C. Measurement of Cash Flows
The phrase, cash flows refers to both cash and cash equivalents. A
cash equivalent must satisfy two criteria:
1. Be readily convertible to a known amount of cash.
2. Be sufficiently close to its maturity date so its market value is
unaffected by interest rate changes.
D. Classifications of Cash Flows
Cash receipts and cash payments are classified and reported in one
of three categories:
1. Operating activities include transactions and events that
determine net income (with some exceptions such as unusual
gains and losses). Specific examples:
a. Cash inflows from cash sales, collections on credit sales,
receipts of dividends and interest, sale of trading
securities, and settlements of lawsuits.
b.
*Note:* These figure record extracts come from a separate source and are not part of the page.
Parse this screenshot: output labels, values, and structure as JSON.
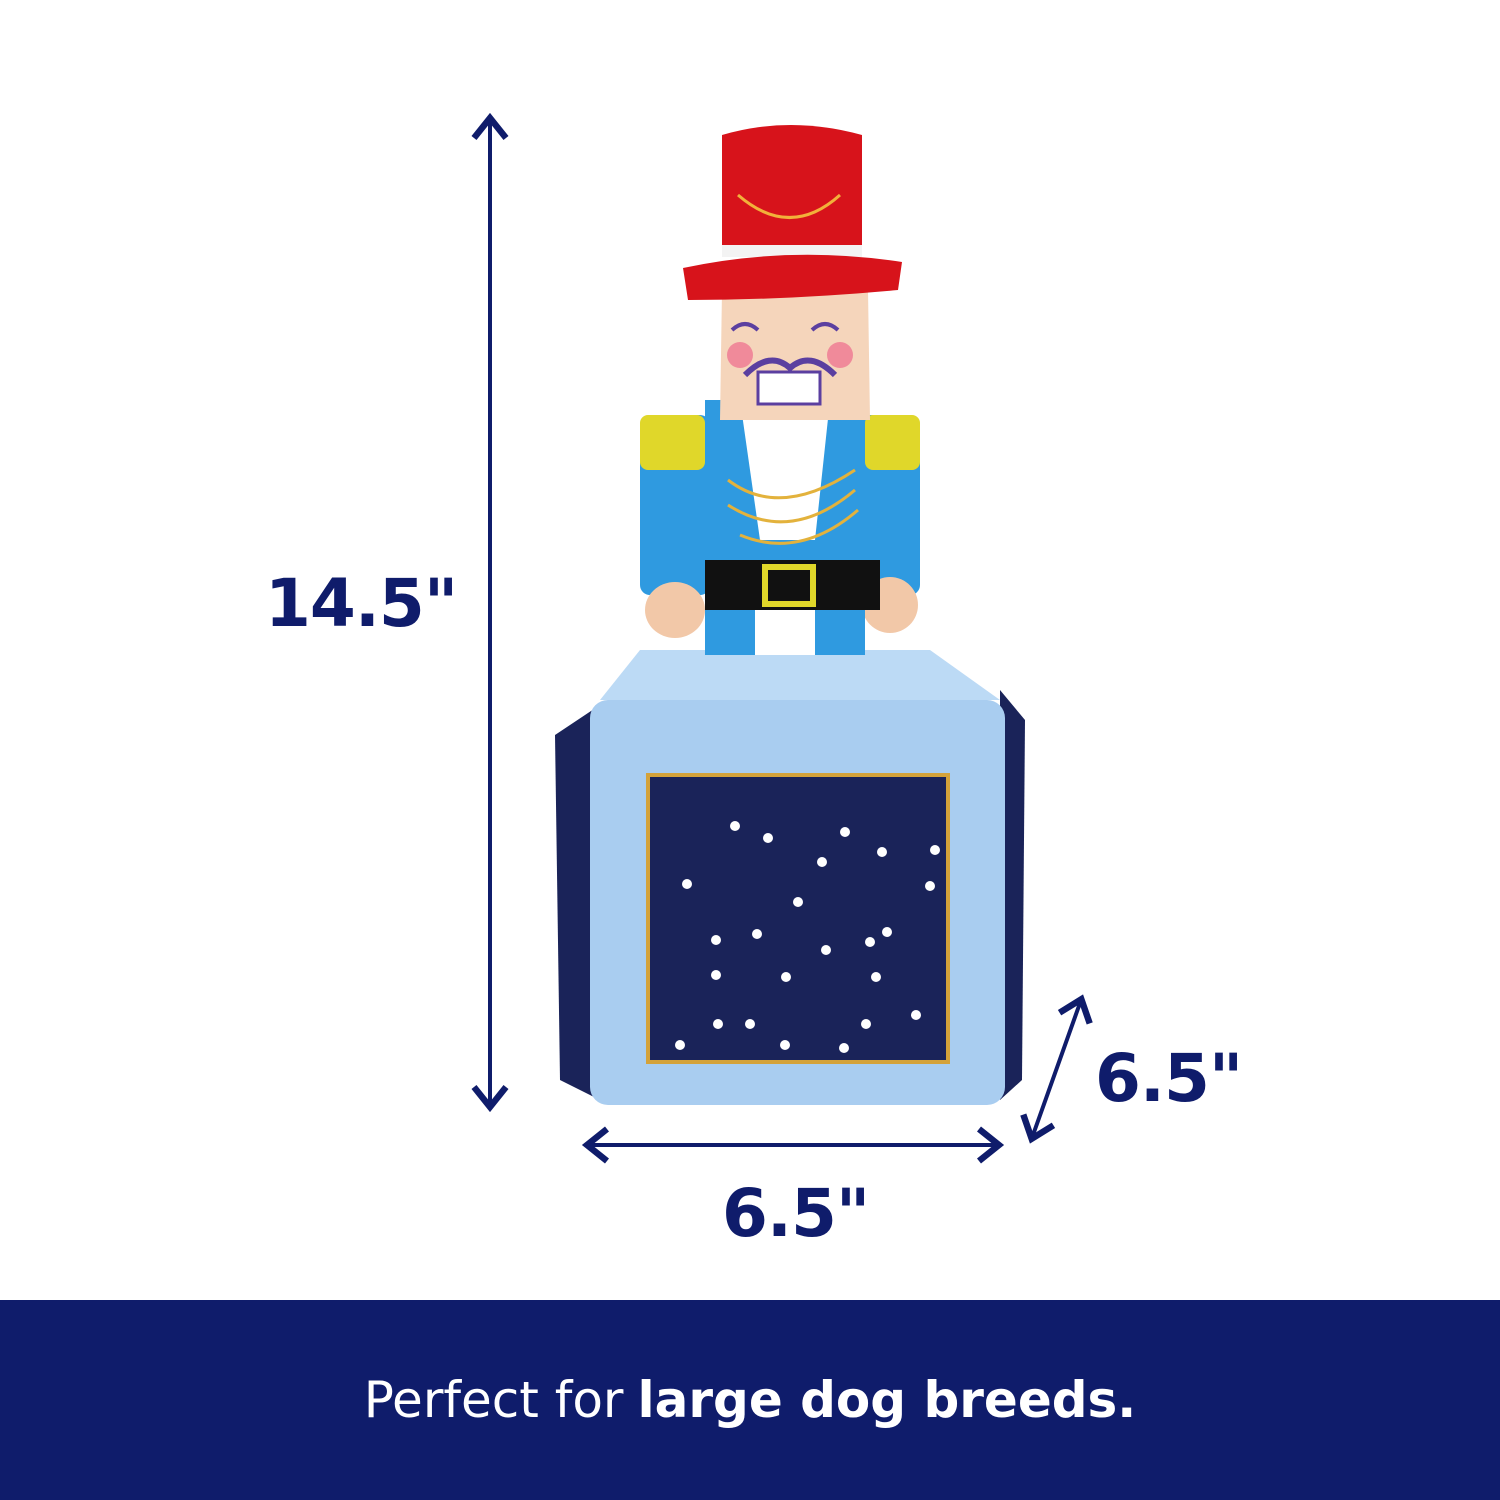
{
  "dimensions": {
    "height": "14.5\"",
    "width": "6.5\"",
    "depth": "6.5\""
  },
  "banner": {
    "text_regular": "Perfect for",
    "text_bold": "large dog breeds."
  },
  "colors": {
    "navy": "#0f1c6b",
    "hat_red": "#d7131b",
    "jacket_blue": "#2f9ae0",
    "box_light_blue": "#a9cdf0"
  }
}
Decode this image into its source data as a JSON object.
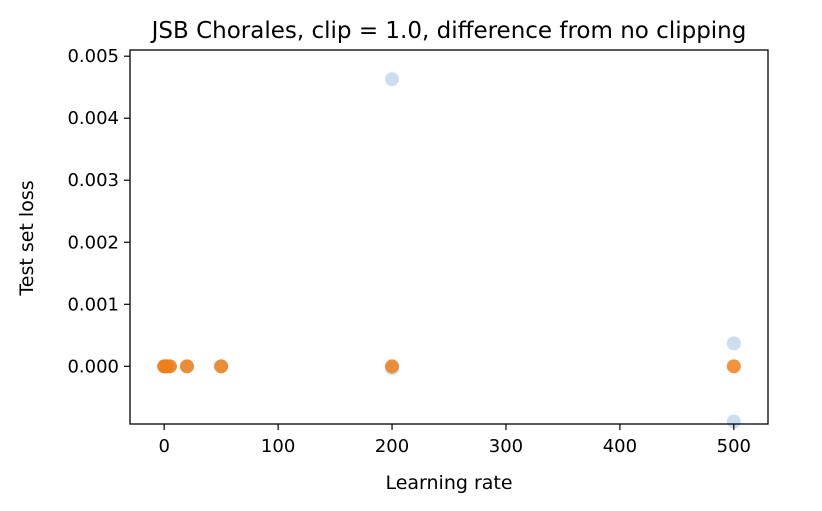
{
  "chart_data": {
    "type": "scatter",
    "title": "JSB Chorales, clip = 1.0, difference from no clipping",
    "xlabel": "Learning rate",
    "ylabel": "Test set loss",
    "xlim": [
      -30,
      530
    ],
    "ylim": [
      -0.00093,
      0.0051
    ],
    "xticks": [
      0,
      100,
      200,
      300,
      400,
      500
    ],
    "xtick_labels": [
      "0",
      "100",
      "200",
      "300",
      "400",
      "500"
    ],
    "yticks": [
      0.0,
      0.001,
      0.002,
      0.003,
      0.004,
      0.005
    ],
    "ytick_labels": [
      "0.000",
      "0.001",
      "0.002",
      "0.003",
      "0.004",
      "0.005"
    ],
    "grid": false,
    "series": [
      {
        "color": "#aecde8",
        "opacity": 0.65,
        "points": [
          {
            "x": 0,
            "y": 0.0
          },
          {
            "x": 1,
            "y": 0.0
          },
          {
            "x": 2,
            "y": 0.0
          },
          {
            "x": 5,
            "y": 0.0
          },
          {
            "x": 20,
            "y": 0.0
          },
          {
            "x": 50,
            "y": 0.0
          },
          {
            "x": 200,
            "y": 0.00463
          },
          {
            "x": 200,
            "y": -3e-05
          },
          {
            "x": 500,
            "y": 0.00037
          },
          {
            "x": 500,
            "y": -0.00089
          }
        ]
      },
      {
        "color": "#f07f1a",
        "opacity": 0.85,
        "points": [
          {
            "x": 0,
            "y": 0.0
          },
          {
            "x": 1,
            "y": 0.0
          },
          {
            "x": 2,
            "y": 0.0
          },
          {
            "x": 5,
            "y": 0.0
          },
          {
            "x": 20,
            "y": 0.0
          },
          {
            "x": 50,
            "y": 0.0
          },
          {
            "x": 200,
            "y": 0.0
          },
          {
            "x": 500,
            "y": 0.0
          }
        ]
      }
    ]
  }
}
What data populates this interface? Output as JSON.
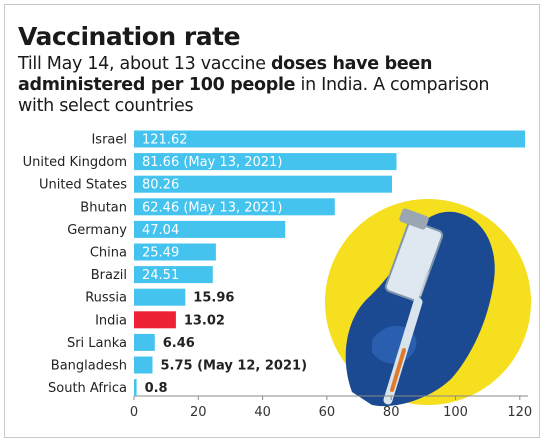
{
  "header": {
    "title": "Vaccination rate",
    "subtitle_line1_pre": "Till May 14, about 13 vaccine ",
    "subtitle_line1_bold": "doses have been",
    "subtitle_line2_bold": "administered per 100 people",
    "subtitle_line2_post": " in India. A comparison",
    "subtitle_line3": "with select countries"
  },
  "colors": {
    "bar": "#45c3ef",
    "highlight": "#ee2234",
    "circle": "#f5df1e",
    "glove": "#1c4a92"
  },
  "chart_data": {
    "type": "bar",
    "orientation": "horizontal",
    "categories": [
      "Israel",
      "United Kingdom",
      "United States",
      "Bhutan",
      "Germany",
      "China",
      "Brazil",
      "Russia",
      "India",
      "Sri Lanka",
      "Bangladesh",
      "South Africa"
    ],
    "values": [
      121.62,
      81.66,
      80.26,
      62.46,
      47.04,
      25.49,
      24.51,
      15.96,
      13.02,
      6.46,
      5.75,
      0.8
    ],
    "labels": [
      "121.62",
      "81.66 (May 13, 2021)",
      "80.26",
      "62.46 (May 13, 2021)",
      "47.04",
      "25.49",
      "24.51",
      "15.96",
      "13.02",
      "6.46",
      "5.75 (May 12, 2021)",
      "0.8"
    ],
    "label_inside": [
      true,
      true,
      true,
      true,
      true,
      true,
      true,
      false,
      false,
      false,
      false,
      false
    ],
    "highlight": "India",
    "xlim": [
      0,
      122
    ],
    "xticks": [
      0,
      20,
      40,
      60,
      80,
      100,
      120
    ],
    "grid": false
  }
}
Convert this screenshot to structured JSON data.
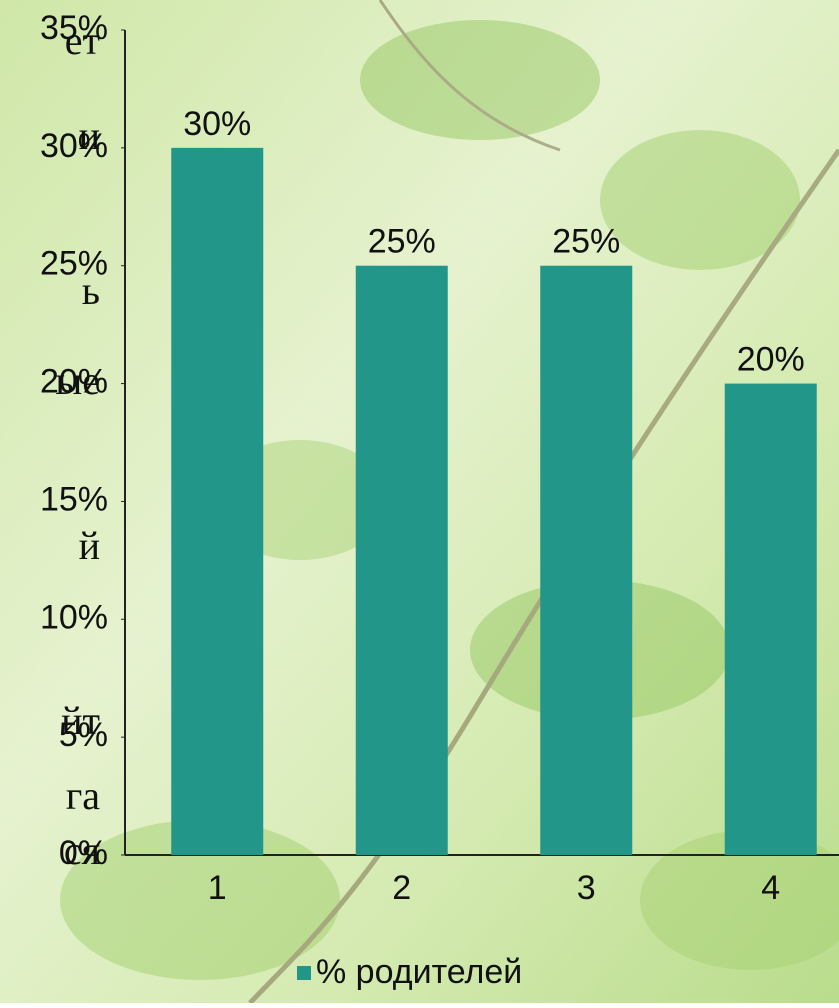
{
  "chart_data": {
    "type": "bar",
    "categories": [
      "1",
      "2",
      "3",
      "4"
    ],
    "series": [
      {
        "name": "% родителей",
        "color": "#23968a",
        "values": [
          30,
          25,
          25,
          20
        ],
        "value_labels": [
          "30%",
          "25%",
          "25%",
          "20%"
        ]
      }
    ],
    "ylim": [
      0,
      35
    ],
    "yticks": [
      {
        "value": 0,
        "label": "0%"
      },
      {
        "value": 5,
        "label": "5%"
      },
      {
        "value": 10,
        "label": "10%"
      },
      {
        "value": 15,
        "label": "15%"
      },
      {
        "value": 20,
        "label": "20%"
      },
      {
        "value": 25,
        "label": "25%"
      },
      {
        "value": 30,
        "label": "30%"
      },
      {
        "value": 35,
        "label": "35%"
      }
    ],
    "grid": false,
    "legend": "bottom"
  },
  "background_text": [
    "ет",
    "и",
    "ь",
    "ые",
    "й",
    "йт",
    "га",
    "ся"
  ]
}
Cash outflows for payments to suppliers for goods and
services, to employees for wages, to lenders for interest, to
government for taxes, to charities, and to purchase trading
securities.
2. Investing activities include transactions and events that affect
long-term assets, namely the purchase or sale of these assets.
Specific examples:
a. Cash inflows from selling long-term productive assets,
selling available-for-sale securities, notes and held-to-
maturity securities, and collecting principal on loans to
others.
b. Cash outflows from purchasing long-term productive
assets, purchasing available for sale securities and held-to-
maturity securities, and making loans to others.